Begini Pengaturan Pemblokiran dan Penyitaan dalam RUU Perampasan Aset
Terbaru

Begini Pengaturan Pemblokiran dan Penyitaan dalam RUU Perampasan Aset

Pemblokiran aset bisa dilakukan setelah mendapat izin dari pengadilan negeri.

Ady Thea DA
Bacaan 4 Menit
Ilustrasi
Ilustrasi

Salah satu pertimbangan pembentukan Rancangan Undang-Undang (RUU) tentang Perampasan Aset Terkait Dengan Tindak Pidana untuk mendukung upaya penegakan hukum yang berkeadilan. Hal itu tercantum dalam sebagian kutipan poin c konsideran Menimbang RUU Perampasan Aset. RUU mengatur berbagai ketentuan terkait mekanisme perampasan aset antara lain mengenai pemblokiran dan/atau penyitaan. Ketentuan itu diatur dalam Pasal 12-20 RUU.

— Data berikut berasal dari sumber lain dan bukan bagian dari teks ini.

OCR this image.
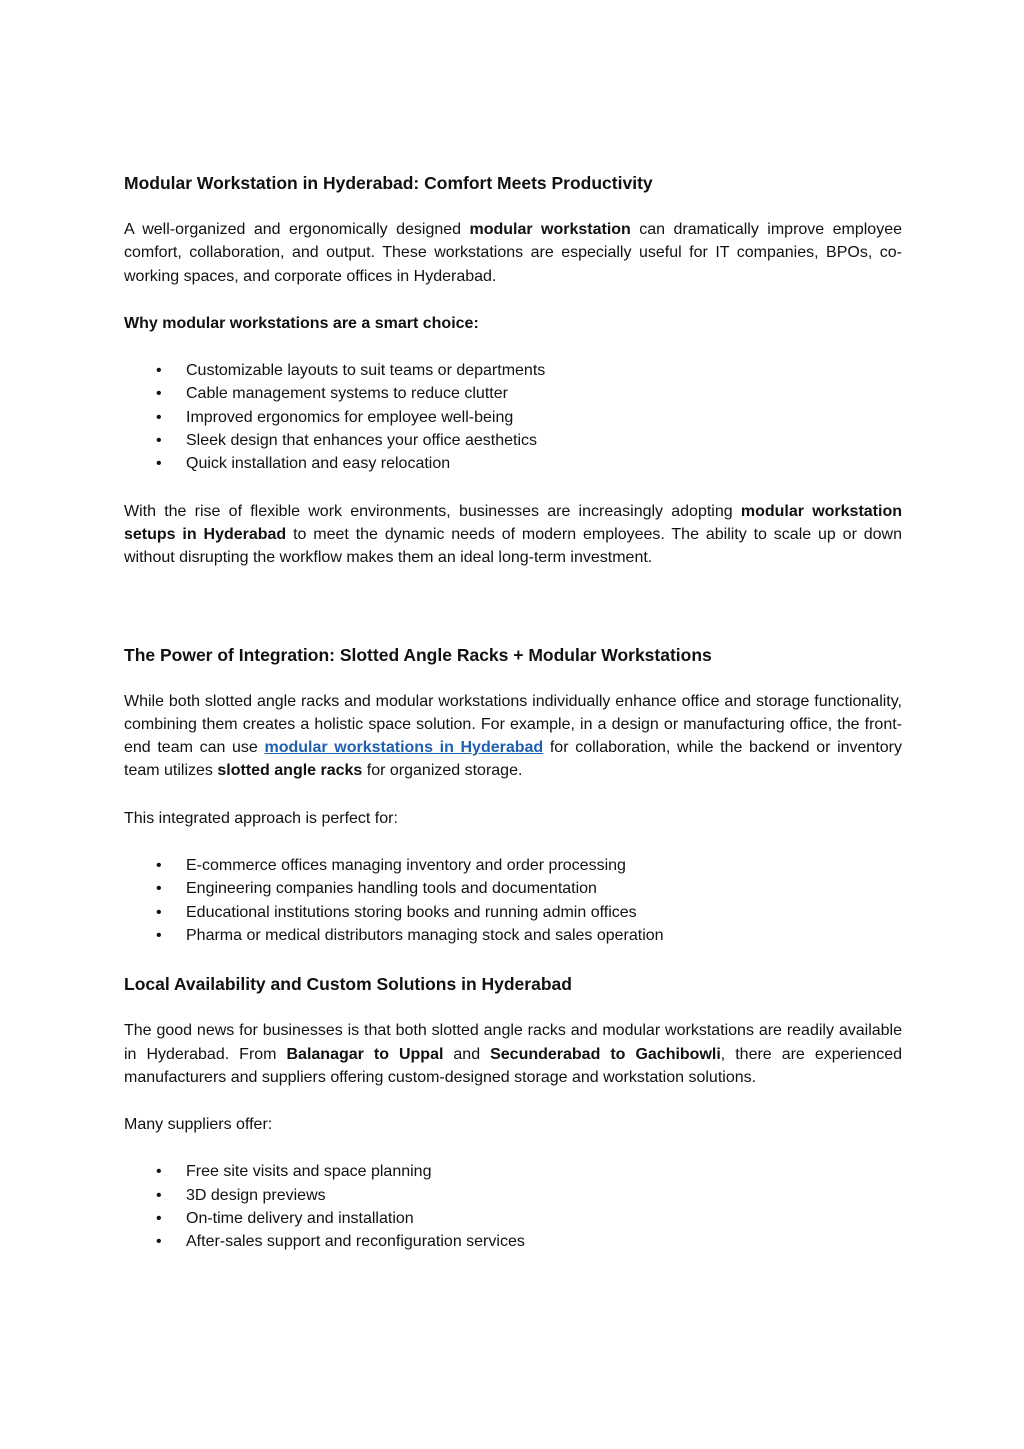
Modular Workstation in Hyderabad: Comfort Meets Productivity

A well-organized and ergonomically designed modular workstation can dramatically improve employee comfort, collaboration, and output. These workstations are especially useful for IT companies, BPOs, co-working spaces, and corporate offices in Hyderabad.

Why modular workstations are a smart choice:

• Customizable layouts to suit teams or departments
• Cable management systems to reduce clutter
• Improved ergonomics for employee well-being
• Sleek design that enhances your office aesthetics
• Quick installation and easy relocation

With the rise of flexible work environments, businesses are increasingly adopting modular workstation setups in Hyderabad to meet the dynamic needs of modern employees. The ability to scale up or down without disrupting the workflow makes them an ideal long-term investment.

The Power of Integration: Slotted Angle Racks + Modular Workstations

While both slotted angle racks and modular workstations individually enhance office and storage functionality, combining them creates a holistic space solution. For example, in a design or manufacturing office, the front-end team can use modular workstations in Hyderabad for collaboration, while the backend or inventory team utilizes slotted angle racks for organized storage.

This integrated approach is perfect for:

• E-commerce offices managing inventory and order processing
• Engineering companies handling tools and documentation
• Educational institutions storing books and running admin offices
• Pharma or medical distributors managing stock and sales operation
Local Availability and Custom Solutions in Hyderabad

The good news for businesses is that both slotted angle racks and modular workstations are readily available in Hyderabad. From Balanagar to Uppal and Secunderabad to Gachibowli, there are experienced manufacturers and suppliers offering custom-designed storage and workstation solutions.

Many suppliers offer:

• Free site visits and space planning
• 3D design previews
• On-time delivery and installation
• After-sales support and reconfiguration services
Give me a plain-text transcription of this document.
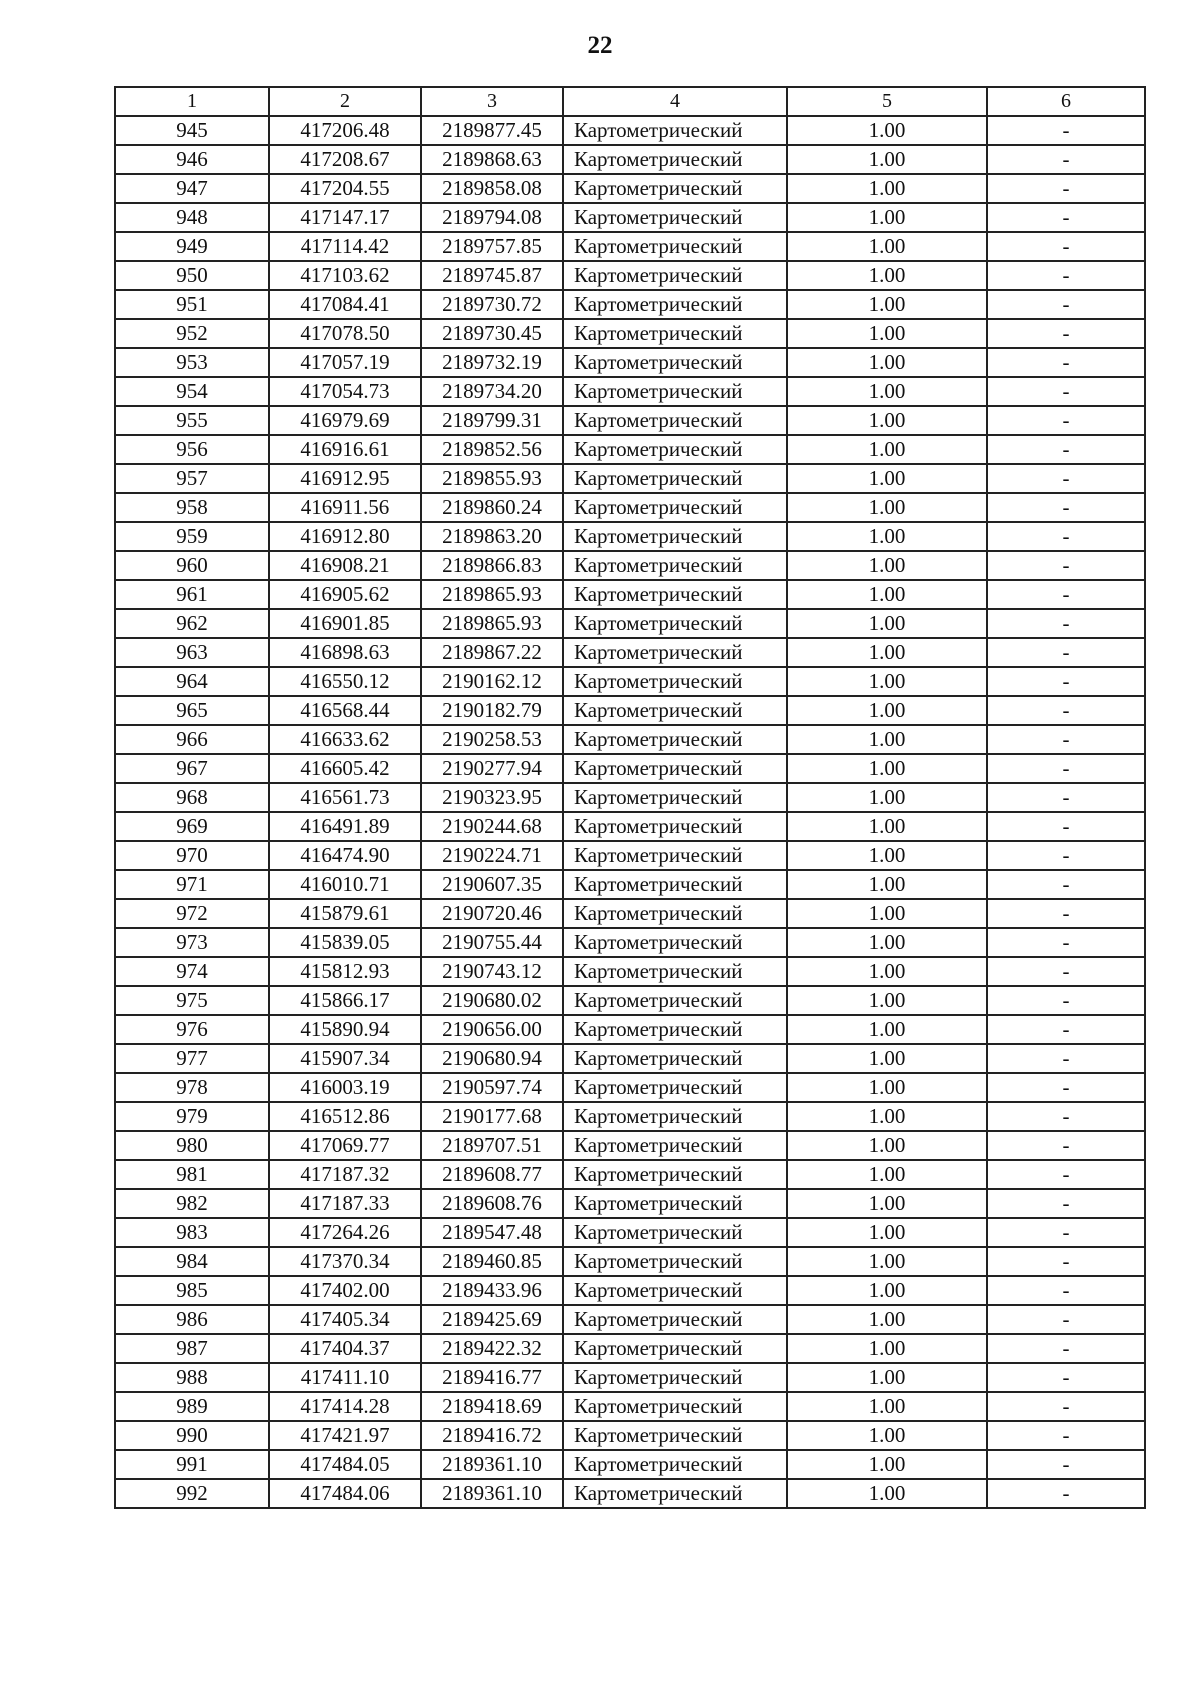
22
1	2	3	4	5	6
945	417206.48	2189877.45	Картометрический	1.00	-
946	417208.67	2189868.63	Картометрический	1.00	-
947	417204.55	2189858.08	Картометрический	1.00	-
948	417147.17	2189794.08	Картометрический	1.00	-
949	417114.42	2189757.85	Картометрический	1.00	-
950	417103.62	2189745.87	Картометрический	1.00	-
951	417084.41	2189730.72	Картометрический	1.00	-
952	417078.50	2189730.45	Картометрический	1.00	-
953	417057.19	2189732.19	Картометрический	1.00	-
954	417054.73	2189734.20	Картометрический	1.00	-
955	416979.69	2189799.31	Картометрический	1.00	-
956	416916.61	2189852.56	Картометрический	1.00	-
957	416912.95	2189855.93	Картометрический	1.00	-
958	416911.56	2189860.24	Картометрический	1.00	-
959	416912.80	2189863.20	Картометрический	1.00	-
960	416908.21	2189866.83	Картометрический	1.00	-
961	416905.62	2189865.93	Картометрический	1.00	-
962	416901.85	2189865.93	Картометрический	1.00	-
963	416898.63	2189867.22	Картометрический	1.00	-
964	416550.12	2190162.12	Картометрический	1.00	-
965	416568.44	2190182.79	Картометрический	1.00	-
966	416633.62	2190258.53	Картометрический	1.00	-
967	416605.42	2190277.94	Картометрический	1.00	-
968	416561.73	2190323.95	Картометрический	1.00	-
969	416491.89	2190244.68	Картометрический	1.00	-
970	416474.90	2190224.71	Картометрический	1.00	-
971	416010.71	2190607.35	Картометрический	1.00	-
972	415879.61	2190720.46	Картометрический	1.00	-
973	415839.05	2190755.44	Картометрический	1.00	-
974	415812.93	2190743.12	Картометрический	1.00	-
975	415866.17	2190680.02	Картометрический	1.00	-
976	415890.94	2190656.00	Картометрический	1.00	-
977	415907.34	2190680.94	Картометрический	1.00	-
978	416003.19	2190597.74	Картометрический	1.00	-
979	416512.86	2190177.68	Картометрический	1.00	-
980	417069.77	2189707.51	Картометрический	1.00	-
981	417187.32	2189608.77	Картометрический	1.00	-
982	417187.33	2189608.76	Картометрический	1.00	-
983	417264.26	2189547.48	Картометрический	1.00	-
984	417370.34	2189460.85	Картометрический	1.00	-
985	417402.00	2189433.96	Картометрический	1.00	-
986	417405.34	2189425.69	Картометрический	1.00	-
987	417404.37	2189422.32	Картометрический	1.00	-
988	417411.10	2189416.77	Картометрический	1.00	-
989	417414.28	2189418.69	Картометрический	1.00	-
990	417421.97	2189416.72	Картометрический	1.00	-
991	417484.05	2189361.10	Картометрический	1.00	-
992	417484.06	2189361.10	Картометрический	1.00	-
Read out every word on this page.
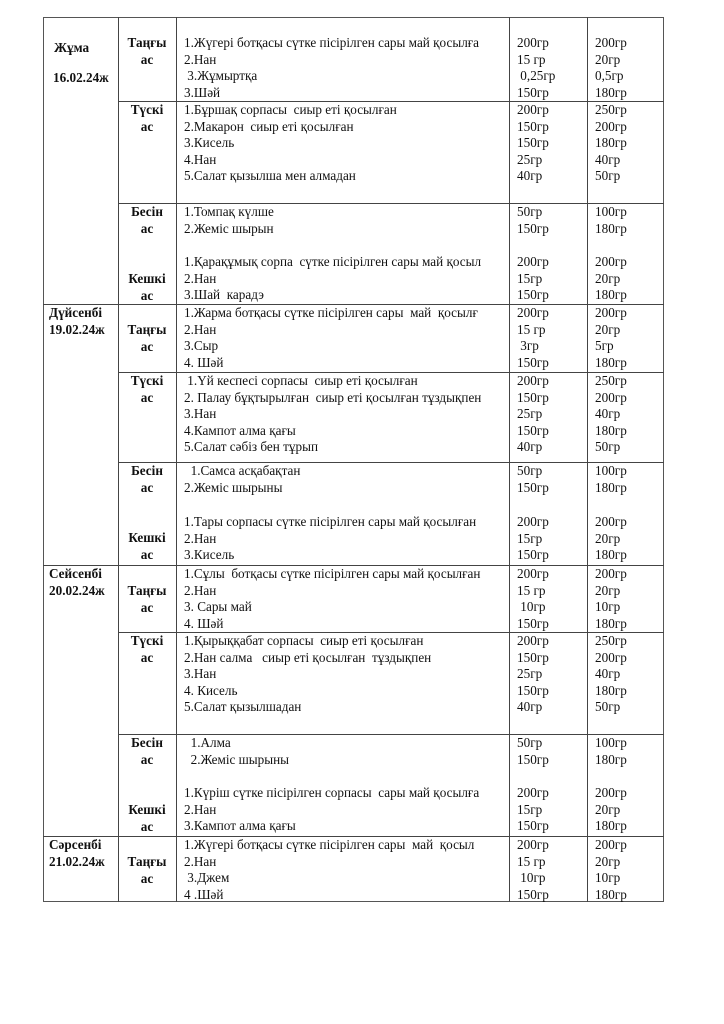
Жұма
16.02.24ж
Таңғы
ас
1.Жүгері ботқасы сүтке пісірілген сары май қосылға	200гр	200гр
2.Нан	15 гр	20гр
3.Жұмыртқа	0,25гр	0,5гр
3.Шәй	150гр	180гр
Түскі
ас
1.Бұршақ сорпасы  сиыр еті қосылған	200гр	250гр
2.Макарон  сиыр еті қосылған	150гр	200гр
3.Кисель	150гр	180гр
4.Нан	25гр	40гр
5.Салат қызылша мен алмадан	40гр	50гр
Бесін
ас
1.Томпақ күлше	50гр	100гр
2.Жеміс шырын	150гр	180гр
Кешкі
ас
1.Қарақұмық сорпа  сүтке пісірілген сары май қосыл	200гр	200гр
2.Нан	15гр	20гр
3.Шай  карадэ	150гр	180гр
Дүйсенбі
19.02.24ж	Таңғы
ас
1.Жарма ботқасы сүтке пісірілген сары  май  қосылғ	200гр	200гр
2.Нан	15 гр	20гр
3.Сыр	3гр	5гр
4. Шәй	150гр	180гр
Түскі
ас
1.Үй кеспесі сорпасы  сиыр еті қосылған	200гр	250гр
2. Палау бұқтырылған  сиыр еті қосылған тұздықпен	150гр	200гр
3.Нан	25гр	40гр
4.Кампот алма қағы	150гр	180гр
5.Салат сәбіз бен тұрып	40гр	50гр
Бесін
ас
1.Самса асқабақтан	50гр	100гр
2.Жеміс шырыны	150гр	180гр
Кешкі
ас
1.Тары сорпасы сүтке пісірілген сары май қосылған	200гр	200гр
2.Нан	15гр	20гр
3.Кисель	150гр	180гр
Сейсенбі
20.02.24ж	Таңғы
ас
1.Сұлы  ботқасы сүтке пісірілген сары май қосылған	200гр	200гр
2.Нан	15 гр	20гр
3. Сары май	10гр	10гр
4. Шәй	150гр	180гр
Түскі
ас
1.Қырыққабат сорпасы  сиыр еті қосылған	200гр	250гр
2.Нан салма   сиыр еті қосылған  тұздықпен	150гр	200гр
3.Нан	25гр	40гр
4. Кисель	150гр	180гр
5.Салат қызылшадан	40гр	50гр
Бесін
ас
1.Алма	50гр	100гр
2.Жеміс шырыны	150гр	180гр
Кешкі
ас
1.Күріш сүтке пісірілген сорпасы  сары май қосылға	200гр	200гр
2.Нан	15гр	20гр
3.Кампот алма қағы	150гр	180гр
Сәрсенбі
21.02.24ж	Таңғы
ас
1.Жүгері ботқасы сүтке пісірілген сары  май  қосыл	200гр	200гр
2.Нан	15 гр	20гр
3.Джем	10гр	10гр
4 .Шәй	150гр	180гр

Sebelum dilakukan pemblokiran/penyitaan terhadap aset tindak pidana penyidik terlebih dulu melakukan penelusuran. Jika hasil penelusuran itu di duga aset yang bersangkutan terkait hasil tindak pidana, penyidik berwenang melakukan pemblokiran dan/atau penyitaan. Pemblokiran dilakukan dengan surat perintah pemblokiran kepada lembaga yang berwenang.

“Perintah pemblokiran sebagaimana pada ayat (1) ditetapkan oleh atasan langsung penyidik setelah mendapat izin pemblokiran dari pengadilan negeri,” begitu kutipan Pasal 13 ayat (2) RUU.

Baca juga:

Pengadilan Negeri yang dimaksud merupakan pengadilan yang wilayah hukumnya meliputi tempat lembaga yang berwenang. Perintah pemblokiran paling sedikit memuat beberapa hal seperti nama dan jabatan penyidik, lembaga yang diminta melakukan pemblokiran, bentuk, jenis, atau keterangan lain mengenai aset yang akan dikenakan pemblokiran, dan alasan dan dasar hukum pemblokiran. Lembaga yang berwenang wajib melakukan pemblokiran secepatnya setelah menerima perintah pemblokiran oleh penyidik.

Pemblokiran dilakukan untuk jangka waktu paling lama 30 hari dan dapat diperpanjang 1 kali setelah mendapat izin ddari pengadilan negeri setempat untuk jangka waktu paling lama 30 hari. Setelah waktu pemblokiran dan perpanjangannya itu berkahir, pemblokiran dinyatakan berakhir demi hukum.

Begitu juga dengan penyitaan, harus diawali penelusuran oleh penyidik. Jika hasil penelusuran diduga aset terkait tindak pidana, penyidik ssetelah mendapat izin dari pengadilan negeri setempat berwenang melakukan penyitaan. Dalam melakukan penyitaan penyidik wajib menunjukkan surat perintah penyitaan yang dikeluarkan atasan langsung penyidik kepada orang yang memiliki atau menguasai aset tindak pidana yang disita.